Wnt5a Promotes Inflammatory Responses via Nuclear Factor κB (NF-κB) and Mitogen-activated Protein Kinase (MAPK) Pathways in Human Dental Pulp Cells

Wnt5a has been found recently to be involved in inflammation regulation through a mechanism that remains unclear. Immunohistochemical staining of infected human dental pulp and tissue from experimental dental pulpitis in rats showed that Wnt5a levels were increased. In vitro, Wnt5a was increased 8-fold in human dental pulp cells (HDPCs) after TNF-alpha stimulation compared with control cells. We then investigated the role of Wnt5a in HDPCs. In the presence of TNF-alpha, Wnt5a further increased the production of cytokines/chemokines, whereas Wnt5a knockdown markedly reduced cytokine/chemokine production induced by TNF-alpha. In addition, in HDPCs, Wnt5a efficiently induced cytokine/chemokine expression and, in particular, expression of IL-8 (14.5-fold) and CCL2 (25.5-fold), as assessed by a Luminex assay. The cytokine subsets regulated by Wnt5a overlap partially with those induced by TNF-alpha.

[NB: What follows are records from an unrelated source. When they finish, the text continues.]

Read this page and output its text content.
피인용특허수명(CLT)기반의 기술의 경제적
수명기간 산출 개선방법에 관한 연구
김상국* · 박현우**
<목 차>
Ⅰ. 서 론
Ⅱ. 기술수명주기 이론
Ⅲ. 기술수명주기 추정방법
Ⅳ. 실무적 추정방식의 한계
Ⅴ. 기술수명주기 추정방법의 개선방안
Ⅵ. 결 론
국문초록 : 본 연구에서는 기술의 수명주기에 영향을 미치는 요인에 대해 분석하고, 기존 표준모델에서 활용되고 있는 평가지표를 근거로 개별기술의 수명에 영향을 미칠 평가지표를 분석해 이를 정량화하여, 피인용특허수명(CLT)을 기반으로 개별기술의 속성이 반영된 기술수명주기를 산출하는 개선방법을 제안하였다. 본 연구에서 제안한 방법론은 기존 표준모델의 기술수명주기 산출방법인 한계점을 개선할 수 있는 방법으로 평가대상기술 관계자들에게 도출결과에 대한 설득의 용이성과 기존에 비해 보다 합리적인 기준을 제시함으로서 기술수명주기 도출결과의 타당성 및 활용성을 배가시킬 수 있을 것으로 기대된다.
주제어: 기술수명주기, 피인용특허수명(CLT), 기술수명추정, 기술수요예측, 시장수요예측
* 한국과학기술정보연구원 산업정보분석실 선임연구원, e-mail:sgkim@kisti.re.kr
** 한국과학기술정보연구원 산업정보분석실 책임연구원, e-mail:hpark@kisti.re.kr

However, no TNF-alpha and IL-1 beta was detected after Wnt5a treatment. We then found that Wnt5a alone and the supernatants of Wnt5a-treated HDPCs significantly increased macrophage migration, which supports a role for Wnt5a in macrophage recruitment and as an inflammatory mediator in human dental pulp inflammation. Finally, Wnt5a participates in dental pulp inflammation in a MAPK-dependent (p38-, JNK-, and ERK-dependent) and NF-kappa B-dependent manner. Our data suggest that Wnt5a, as an inflammatory mediator that drives the integration of cytokines and chemokines, acts downstream of TNF-alpha.